The Australian dollar is in positive territory on Tuesday, after sustaining losses of 1.4% a day earlier. In European trade, AUD/USD is trading at 0.6721, up 0.35%.
RBA raises cash rate by 25 bp
The Reserve Bank of Australia lifted interest rates by 25 basis points, bringing the cash rate to 3.1%. This is the highest the cash rate has been since 2012, and there was some speculation that the RBA might take a pause from raising rates. One can also make the argument that with the next rate meeting not until February 7th, there will anyway be a “default pause” in January. As the move was widely expected, the Australian dollar has had a muted reaction to the move.
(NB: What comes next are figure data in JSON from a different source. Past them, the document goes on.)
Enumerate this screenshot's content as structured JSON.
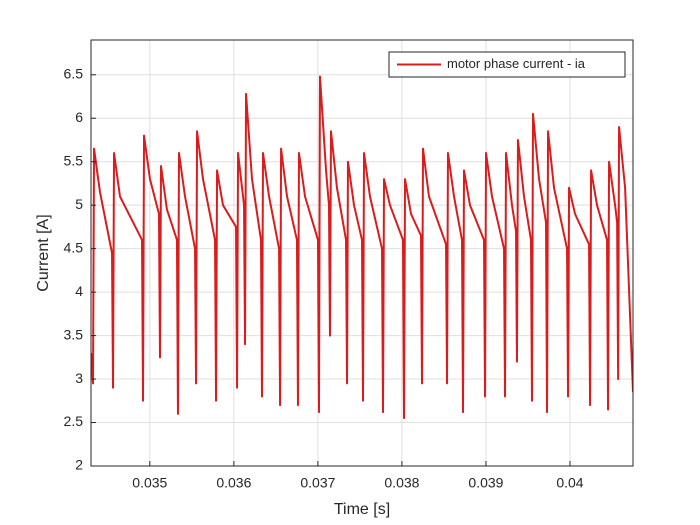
{
  "chart_data": {
    "type": "line",
    "xlabel": "Time [s]",
    "ylabel": "Current [A]",
    "x": [
      0.0343,
      0.034324,
      0.034336,
      0.034407,
      0.03455,
      0.034562,
      0.034574,
      0.034645,
      0.034907,
      0.034919,
      0.034931,
      0.035002,
      0.035109,
      0.035121,
      0.035133,
      0.035204,
      0.035323,
      0.035335,
      0.035347,
      0.035419,
      0.035538,
      0.03555,
      0.035562,
      0.035633,
      0.035776,
      0.035788,
      0.0358,
      0.035871,
      0.036026,
      0.036038,
      0.03605,
      0.036121,
      0.036133,
      0.036145,
      0.036216,
      0.036323,
      0.036335,
      0.036347,
      0.036419,
      0.036538,
      0.03655,
      0.036562,
      0.036633,
      0.036751,
      0.036763,
      0.036775,
      0.036847,
      0.037001,
      0.037013,
      0.037025,
      0.037097,
      0.037132,
      0.037144,
      0.037156,
      0.037227,
      0.037335,
      0.037347,
      0.037358,
      0.03743,
      0.037525,
      0.037537,
      0.037549,
      0.03762,
      0.037763,
      0.037775,
      0.037787,
      0.037858,
      0.038013,
      0.038025,
      0.038037,
      0.038108,
      0.038227,
      0.038239,
      0.038251,
      0.038322,
      0.038525,
      0.038537,
      0.038548,
      0.03862,
      0.038715,
      0.038727,
      0.038739,
      0.03881,
      0.038977,
      0.038989,
      0.039001,
      0.039072,
      0.039215,
      0.039227,
      0.039239,
      0.03931,
      0.039358,
      0.039369,
      0.039381,
      0.039453,
      0.039536,
      0.039548,
      0.03956,
      0.039632,
      0.039715,
      0.039727,
      0.039739,
      0.03981,
      0.039965,
      0.039977,
      0.039989,
      0.04006,
      0.040227,
      0.040239,
      0.040251,
      0.040322,
      0.040441,
      0.040453,
      0.040465,
      0.040537,
      0.040561,
      0.040573,
      0.040584,
      0.040656,
      0.04075
    ],
    "series": [
      {
        "name": "motor phase current - ia",
        "color": "#d91c1c",
        "values": [
          3.3,
          2.95,
          5.65,
          5.15,
          4.45,
          2.9,
          5.6,
          5.1,
          4.6,
          2.75,
          5.8,
          5.3,
          4.9,
          3.25,
          5.45,
          4.95,
          4.6,
          2.6,
          5.6,
          5.1,
          4.5,
          2.95,
          5.85,
          5.3,
          4.6,
          2.75,
          5.4,
          5.0,
          4.75,
          2.9,
          5.6,
          5.0,
          3.4,
          6.28,
          5.3,
          4.6,
          2.8,
          5.6,
          5.1,
          4.5,
          2.7,
          5.65,
          5.1,
          4.6,
          2.7,
          5.6,
          5.1,
          4.6,
          2.62,
          6.48,
          5.4,
          5.0,
          3.5,
          5.85,
          5.2,
          4.6,
          2.95,
          5.5,
          5.0,
          4.6,
          2.75,
          5.6,
          5.1,
          4.5,
          2.62,
          5.3,
          5.0,
          4.6,
          2.55,
          5.3,
          4.9,
          4.65,
          2.95,
          5.65,
          5.1,
          4.55,
          2.95,
          5.6,
          5.1,
          4.6,
          2.62,
          5.4,
          5.0,
          4.6,
          2.8,
          5.6,
          5.1,
          4.5,
          2.8,
          5.6,
          5.0,
          4.7,
          3.2,
          5.75,
          5.1,
          4.6,
          2.75,
          6.05,
          5.3,
          4.8,
          2.62,
          5.85,
          5.2,
          4.5,
          2.8,
          5.2,
          4.9,
          4.55,
          2.7,
          5.4,
          5.0,
          4.6,
          2.65,
          5.5,
          5.0,
          4.8,
          3.0,
          5.9,
          5.2,
          2.85
        ]
      }
    ],
    "xlim": [
      0.0343,
      0.04075
    ],
    "ylim": [
      2,
      6.9
    ],
    "xticks": [
      0.035,
      0.036,
      0.037,
      0.038,
      0.039,
      0.04
    ],
    "yticks": [
      2,
      2.5,
      3,
      3.5,
      4,
      4.5,
      5,
      5.5,
      6,
      6.5
    ],
    "grid": true,
    "legend": "northeast"
  }
}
There wasn’t much for investors to glean from Philip Lowe’s rate statement, which was almost identical to the November statement. Lowe noted that the RBA expects to increase rates, but “is not on a pre-set course” and rate decisions would be data-dependent. This last point may seem obvious, but events such as consumer spending, employment and inflation will be key drivers which determine rate policy in the early part of 2023. There is a great deal of uncertainty as to the terminal rate, which forecasts ranging from 3.3% all the way to 3.8%. What is clear is that the RBA is likely to resume its rate hikes in February, barring a remarkable decline in inflation.
The markets will have to quickly shift attention from the RBA to GDP, which will be released on Wednesday. GDP for Q3 is expected to slow to 0.7%, down from 0.9%. A reading that is wide of the mark could result in some volatility from AUD/USD.